I’m guessing it’s not the world’s greatest stop-the-press sort of a secret that I love to watch butterflies. In as much as we’ve planned our garden (i.e. not very much at all) it’s designed to attract them, with buddleia, honeysuckle, roses, lavender and sweet peas all overgrowing each other for attention. It all smells wonderful on a sun-baked summer’s evening, and the butterflies and bumble bees follow their noses.
We see cabbage whites, tortoiseshells and red admirals, and every now and then some of those tiny little blue ones whose name I can’t remember. Pretty, beautiful even, but not extraordinary. Do you think that’s how you would feel if you lived somewhere tropical where butterflies the size of your hand are the norm, or where the local greenery requires those gorgeous lime green, orange and velvet black ones for camouflage? Would we go to special ‘cold houses’ to see a bumble bee buzz over a deep blue honeysuckle?
We took Kitty and Elma on one of H’s recent holiday days when we ended up in Stratford in the pouring rain waiting for the car to be serviced. It’s always been a lovely place to visit, but we also get to see the changes in the girls given stark relief by a trip to a familiar place.
It’s funny how trips to certain places show up the growth and changes in your children. I don’t mean the truly mundane and everyday like the supermarket, although every time I lift the children into the trolley I can see how much Elma has grown, and how ready she is to be in a proper sitting up seat alongside her sister, so much as the differences you see when you go somewhere every month or so. A park where Kitty needed help to climb to the slide, but now does it herself, or a wall that she couldn’t see over last time.
The last time we went to see the butterflies Elma was still in her pram, tanked up with milk and warmly snuggled up in her snowsuit. She wasn’t terribly interested in the outside world except for her little hanging turtle and her Mummy’s face just beyond it, and if memory serves me rightly she fell asleep for most of the time we spent there. Now, a few months on she was all giggles, tracking the butterflies around the enclosure, pulling herself forward on her buggy bar to see more, and utterly blasé about them dive bombing her very orange buggy.
Kitty had been as enchanted as her Mummy; the first time we ever went, just before her second birthday, she tootled around in her little butterfly backpack reins, pulling at Grandad’s sleeve for a lift up to see more. Over the winter she’d stand and stare and dream, and she spent weeks chattering at Grandpa on the phone to tell him how the butterfly had landed on her head, then Mummy’s tummy, and then my finger, usually accompanied by a theatrical re-enactment.
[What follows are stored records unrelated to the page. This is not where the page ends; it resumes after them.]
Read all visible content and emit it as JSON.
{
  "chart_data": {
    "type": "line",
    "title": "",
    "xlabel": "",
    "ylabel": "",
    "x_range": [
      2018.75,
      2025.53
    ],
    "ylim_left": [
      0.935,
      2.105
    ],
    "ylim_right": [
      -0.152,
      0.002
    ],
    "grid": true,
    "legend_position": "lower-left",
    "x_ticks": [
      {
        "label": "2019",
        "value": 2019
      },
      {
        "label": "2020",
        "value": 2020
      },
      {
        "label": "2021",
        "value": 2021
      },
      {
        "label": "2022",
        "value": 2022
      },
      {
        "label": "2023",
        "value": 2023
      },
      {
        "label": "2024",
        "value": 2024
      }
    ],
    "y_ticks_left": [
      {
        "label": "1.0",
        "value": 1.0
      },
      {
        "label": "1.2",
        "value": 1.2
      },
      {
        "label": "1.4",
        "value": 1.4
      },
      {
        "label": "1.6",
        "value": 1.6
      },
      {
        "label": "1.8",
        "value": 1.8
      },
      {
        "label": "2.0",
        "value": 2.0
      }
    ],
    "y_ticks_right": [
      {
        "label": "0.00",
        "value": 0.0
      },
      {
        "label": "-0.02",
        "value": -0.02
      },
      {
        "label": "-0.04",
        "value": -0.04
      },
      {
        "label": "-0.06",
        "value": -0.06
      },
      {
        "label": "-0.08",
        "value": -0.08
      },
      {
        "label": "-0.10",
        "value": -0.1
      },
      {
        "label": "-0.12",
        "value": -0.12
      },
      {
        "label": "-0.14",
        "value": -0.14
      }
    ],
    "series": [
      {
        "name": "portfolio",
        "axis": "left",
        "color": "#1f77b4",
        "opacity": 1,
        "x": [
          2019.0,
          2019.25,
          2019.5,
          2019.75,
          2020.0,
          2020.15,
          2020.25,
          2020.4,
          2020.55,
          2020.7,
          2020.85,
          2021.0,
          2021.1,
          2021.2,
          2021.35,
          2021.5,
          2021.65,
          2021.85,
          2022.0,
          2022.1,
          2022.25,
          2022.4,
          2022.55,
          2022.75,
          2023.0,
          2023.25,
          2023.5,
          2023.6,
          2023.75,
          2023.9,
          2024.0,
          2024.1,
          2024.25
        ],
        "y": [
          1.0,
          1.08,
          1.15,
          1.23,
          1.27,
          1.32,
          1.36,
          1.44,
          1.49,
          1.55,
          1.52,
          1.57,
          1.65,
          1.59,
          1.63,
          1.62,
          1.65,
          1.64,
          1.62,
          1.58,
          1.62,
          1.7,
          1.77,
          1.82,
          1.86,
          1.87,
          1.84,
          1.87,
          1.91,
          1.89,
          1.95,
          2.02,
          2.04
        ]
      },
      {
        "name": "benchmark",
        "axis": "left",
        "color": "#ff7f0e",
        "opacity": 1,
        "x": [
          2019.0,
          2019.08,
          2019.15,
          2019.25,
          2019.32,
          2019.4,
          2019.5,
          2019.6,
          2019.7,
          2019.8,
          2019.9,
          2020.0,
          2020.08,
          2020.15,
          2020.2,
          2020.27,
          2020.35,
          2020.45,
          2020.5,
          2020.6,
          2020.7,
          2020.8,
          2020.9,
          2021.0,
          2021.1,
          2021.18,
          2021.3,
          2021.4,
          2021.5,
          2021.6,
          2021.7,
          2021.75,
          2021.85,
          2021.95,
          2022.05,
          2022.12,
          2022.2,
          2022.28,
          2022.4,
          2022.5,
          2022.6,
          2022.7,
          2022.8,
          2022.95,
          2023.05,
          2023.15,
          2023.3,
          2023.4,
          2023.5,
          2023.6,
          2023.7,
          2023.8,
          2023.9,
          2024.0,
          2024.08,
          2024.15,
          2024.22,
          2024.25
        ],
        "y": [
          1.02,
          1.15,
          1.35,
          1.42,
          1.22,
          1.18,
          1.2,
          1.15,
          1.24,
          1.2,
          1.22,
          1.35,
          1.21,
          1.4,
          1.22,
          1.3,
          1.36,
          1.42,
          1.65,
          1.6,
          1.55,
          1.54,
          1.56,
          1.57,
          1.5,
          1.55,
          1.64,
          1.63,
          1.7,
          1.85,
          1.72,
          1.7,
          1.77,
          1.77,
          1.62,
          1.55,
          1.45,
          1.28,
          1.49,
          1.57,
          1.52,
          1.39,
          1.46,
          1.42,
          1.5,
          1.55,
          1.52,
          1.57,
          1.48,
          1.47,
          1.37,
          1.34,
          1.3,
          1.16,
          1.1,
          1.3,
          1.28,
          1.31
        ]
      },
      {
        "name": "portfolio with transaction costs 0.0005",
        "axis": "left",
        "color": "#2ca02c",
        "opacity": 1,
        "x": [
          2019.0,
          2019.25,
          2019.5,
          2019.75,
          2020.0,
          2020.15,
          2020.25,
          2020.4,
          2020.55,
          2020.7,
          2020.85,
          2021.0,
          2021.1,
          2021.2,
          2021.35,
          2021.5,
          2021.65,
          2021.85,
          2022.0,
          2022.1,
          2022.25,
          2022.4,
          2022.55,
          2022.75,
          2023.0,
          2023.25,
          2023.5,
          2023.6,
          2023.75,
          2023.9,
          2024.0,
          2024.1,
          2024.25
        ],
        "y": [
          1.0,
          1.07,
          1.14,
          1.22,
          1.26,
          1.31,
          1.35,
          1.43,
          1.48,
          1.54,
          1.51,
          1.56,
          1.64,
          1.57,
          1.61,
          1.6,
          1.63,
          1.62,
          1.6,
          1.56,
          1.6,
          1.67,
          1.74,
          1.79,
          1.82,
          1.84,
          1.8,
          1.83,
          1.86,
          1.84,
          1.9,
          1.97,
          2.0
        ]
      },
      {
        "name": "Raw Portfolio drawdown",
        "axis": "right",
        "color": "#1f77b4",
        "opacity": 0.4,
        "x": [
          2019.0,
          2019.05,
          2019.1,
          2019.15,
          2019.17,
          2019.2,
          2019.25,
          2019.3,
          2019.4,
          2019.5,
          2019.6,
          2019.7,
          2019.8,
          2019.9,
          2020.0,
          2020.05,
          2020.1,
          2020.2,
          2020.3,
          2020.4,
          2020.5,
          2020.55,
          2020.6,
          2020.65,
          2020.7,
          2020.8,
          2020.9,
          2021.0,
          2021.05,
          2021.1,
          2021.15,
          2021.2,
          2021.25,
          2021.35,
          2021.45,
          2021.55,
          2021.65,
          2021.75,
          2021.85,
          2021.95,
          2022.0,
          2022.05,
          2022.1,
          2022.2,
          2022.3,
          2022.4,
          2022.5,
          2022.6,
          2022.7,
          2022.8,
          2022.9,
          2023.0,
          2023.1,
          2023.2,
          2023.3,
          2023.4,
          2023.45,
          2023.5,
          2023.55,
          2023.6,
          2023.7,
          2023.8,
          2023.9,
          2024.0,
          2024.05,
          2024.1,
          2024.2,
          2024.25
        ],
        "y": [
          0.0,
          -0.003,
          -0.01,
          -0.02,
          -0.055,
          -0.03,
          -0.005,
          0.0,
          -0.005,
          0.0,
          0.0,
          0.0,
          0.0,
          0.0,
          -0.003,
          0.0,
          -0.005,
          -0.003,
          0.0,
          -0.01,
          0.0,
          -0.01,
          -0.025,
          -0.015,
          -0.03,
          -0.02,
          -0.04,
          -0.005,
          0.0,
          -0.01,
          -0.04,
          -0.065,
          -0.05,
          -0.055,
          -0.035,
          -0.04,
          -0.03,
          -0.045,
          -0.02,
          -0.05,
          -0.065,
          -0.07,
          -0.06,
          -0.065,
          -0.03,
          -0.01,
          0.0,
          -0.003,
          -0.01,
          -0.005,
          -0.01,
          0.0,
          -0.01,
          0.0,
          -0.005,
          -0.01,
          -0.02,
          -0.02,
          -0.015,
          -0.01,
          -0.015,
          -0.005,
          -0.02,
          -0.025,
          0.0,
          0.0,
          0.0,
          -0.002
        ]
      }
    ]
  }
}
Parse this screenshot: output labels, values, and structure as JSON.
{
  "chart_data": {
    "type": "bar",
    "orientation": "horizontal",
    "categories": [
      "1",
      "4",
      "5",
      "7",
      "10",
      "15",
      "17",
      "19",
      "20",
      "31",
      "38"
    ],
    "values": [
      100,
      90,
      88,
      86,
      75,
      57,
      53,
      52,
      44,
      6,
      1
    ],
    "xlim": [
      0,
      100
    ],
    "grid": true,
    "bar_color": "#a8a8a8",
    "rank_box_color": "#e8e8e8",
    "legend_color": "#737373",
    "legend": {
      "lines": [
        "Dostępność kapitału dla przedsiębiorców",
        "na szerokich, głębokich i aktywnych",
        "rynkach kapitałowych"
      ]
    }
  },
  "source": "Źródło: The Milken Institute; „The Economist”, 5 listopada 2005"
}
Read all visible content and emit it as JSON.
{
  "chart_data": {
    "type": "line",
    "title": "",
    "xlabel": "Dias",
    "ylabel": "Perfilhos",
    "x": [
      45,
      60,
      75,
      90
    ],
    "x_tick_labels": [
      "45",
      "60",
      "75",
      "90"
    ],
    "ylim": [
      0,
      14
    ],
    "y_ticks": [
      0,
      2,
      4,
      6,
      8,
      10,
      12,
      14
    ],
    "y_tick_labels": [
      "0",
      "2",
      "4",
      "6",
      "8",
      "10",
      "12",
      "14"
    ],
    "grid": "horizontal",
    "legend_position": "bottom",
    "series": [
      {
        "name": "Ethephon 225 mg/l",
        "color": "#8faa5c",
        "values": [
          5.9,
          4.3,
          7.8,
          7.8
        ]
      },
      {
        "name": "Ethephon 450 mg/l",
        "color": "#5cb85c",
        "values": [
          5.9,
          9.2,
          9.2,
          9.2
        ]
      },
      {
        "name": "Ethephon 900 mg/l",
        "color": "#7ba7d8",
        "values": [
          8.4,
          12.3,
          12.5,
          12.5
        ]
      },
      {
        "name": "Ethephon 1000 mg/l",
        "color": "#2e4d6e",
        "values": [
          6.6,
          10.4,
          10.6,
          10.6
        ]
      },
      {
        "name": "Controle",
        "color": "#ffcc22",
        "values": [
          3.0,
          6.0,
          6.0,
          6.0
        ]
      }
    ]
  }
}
Perhaps it was because there were so many more at this time of year than in the Spring or perhaps it was the dive bombing of big fluttery wings, but this time she wasn’t so bothered by the butterflies, to the extent of being very unimpressed when they flew too close for her liking. Poor butterflies; used to people cooing over their stunning good looks, they must have been rather surprised when a two year old whirlwind flipped around from hiding in Daddy’s shoulder to growl “wrraaa!”. But while butterflies were preferred at arms’ length, the fish were the lucky recipients of her wholehearted affection.
By the looks of a couple of the carp in that lily pond she’s not the only little girl who likes feeding them either. Happily our combined loose change collection produced a couple of 20ps and she trotted back and forth from the food dispenser to the little bridge, flinging each little pellet individually in the vague direction of the fish of her choosing.
(I love the little sticky out tongue)
And they returned her diligence; little orange and silver slivers flashed across the pond, nosing each other out of the way to get to the treats before scattering across the prow of an enormous blotchy white giant who emerged open mouthed from the deep, scooped up every floating morsel in sight, and sank silently in a trail of bubbles.
I’m sure by the next time we visit they’ll both have changed again, perhaps Kitty will be all about the quail, and Elma the fish. Or perhaps they’ll both be mad about the fish. However, fun as fish food is (and by fun I mean “stinky as all out”), their Mummy will always be for the butterflies.